|BCIA Chief Executive Officer, Dr Phil Gurney|
|New Opportunities for Brown Coal|
|In recent months, the Australian manufacturing sector has been in the spotlight for all the wrong reasons. |
|Announcements of company closures such as Ford, Holden and Toyota in the car industry, and Alcoa in the aluminium sector, have had a significant impact on local employment prospects, and will have flow-on effects such as a drop in demand for electricity. |
If Australia is to retain a world class manufacturing capability, there must be compelling reasons for the manufacturing to be done locally – otherwise the industry will continue to move off shore. The unique chemical makeup of Victorian and South Australian brown coal assets has the potential to give Australia such an unassailable local advantage.
Brown-coal derived manufacturing opportunities will not be created overnight, and new industries will need to address environmental considerations. However, the ability to produce a wide range of products from coal has the potential to underpin a number of industry sectors, from manufacture of liquid fuels and fertilisers, through to production of biodegradable plastics, petrochemicals and upgraded coal products.
The creation of a manufacturing hub, supporting a wide range of manufacturing sectors, will require Australia's State and Commonwealth Governments to take the lead in addressing the common challenges. These include transport and logistics infrastructure, carbon capture and storage facilities, R&D to localise technology to address the unique properties of Australia’s brown coals, as well as the provision of a policy environment that encourages industry players to work collaboratively in projects requiring common infrastructure.
| BCIA, together with its members, has put a submission to Government through the manufacturing industry taskforce, and will be seeking to continue to support the R&D needs of the future industry.|
In this issue of Perspectives on Brown Coal (Perspectives) we once again have an excellent range of articles.
Picking up on the theme of manufacturing, Ken Anderson provides a follow up to his well received presentation from BCIA’s December seminar, and outlines how Thermaquatica is developing a new oxidative process for generation of coal derived chemicals.

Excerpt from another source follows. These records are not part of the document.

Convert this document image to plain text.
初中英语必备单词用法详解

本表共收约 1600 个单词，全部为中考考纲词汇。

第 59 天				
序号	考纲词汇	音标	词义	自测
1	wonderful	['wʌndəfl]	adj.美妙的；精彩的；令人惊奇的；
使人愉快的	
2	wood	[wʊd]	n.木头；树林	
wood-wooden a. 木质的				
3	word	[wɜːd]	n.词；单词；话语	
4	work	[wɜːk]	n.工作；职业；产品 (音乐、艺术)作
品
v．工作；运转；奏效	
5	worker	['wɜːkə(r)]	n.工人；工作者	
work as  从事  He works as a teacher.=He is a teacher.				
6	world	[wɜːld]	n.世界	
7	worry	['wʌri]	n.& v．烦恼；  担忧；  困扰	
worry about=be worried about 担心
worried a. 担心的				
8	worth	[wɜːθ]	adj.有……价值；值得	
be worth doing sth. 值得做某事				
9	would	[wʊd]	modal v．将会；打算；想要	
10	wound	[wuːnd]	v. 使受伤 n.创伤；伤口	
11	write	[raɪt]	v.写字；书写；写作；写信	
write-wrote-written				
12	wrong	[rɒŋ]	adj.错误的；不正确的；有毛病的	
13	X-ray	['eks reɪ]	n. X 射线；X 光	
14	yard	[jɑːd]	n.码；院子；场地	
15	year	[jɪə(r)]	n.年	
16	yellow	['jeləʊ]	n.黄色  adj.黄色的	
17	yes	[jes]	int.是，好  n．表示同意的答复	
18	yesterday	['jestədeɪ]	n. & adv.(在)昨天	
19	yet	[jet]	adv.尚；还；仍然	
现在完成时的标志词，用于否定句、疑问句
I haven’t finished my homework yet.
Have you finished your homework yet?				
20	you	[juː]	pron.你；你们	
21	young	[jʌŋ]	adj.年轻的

Sharmen Rajendran, a PhD student at Monash University, provides his personal view of the Shell Global Energy forum, where he presented a paper as one of four finalists from universities across eastern Australia.
Lian Zhang provides an update on the BCIA funded brown coal oxy-fuel project that he has just completed in conjunction with Shanghai Boiler works, local electricity generators and international research partners. Lian also gives us an update on the Australia-China seminar co-sponsored by BCIA and ATSE.
You will also find all the news about other events in BCIA’s seminar program, the progress of our PhD top-up scholarship program, and our skills development activities.
As always, I trust that you will enjoy this issue of Perspectives.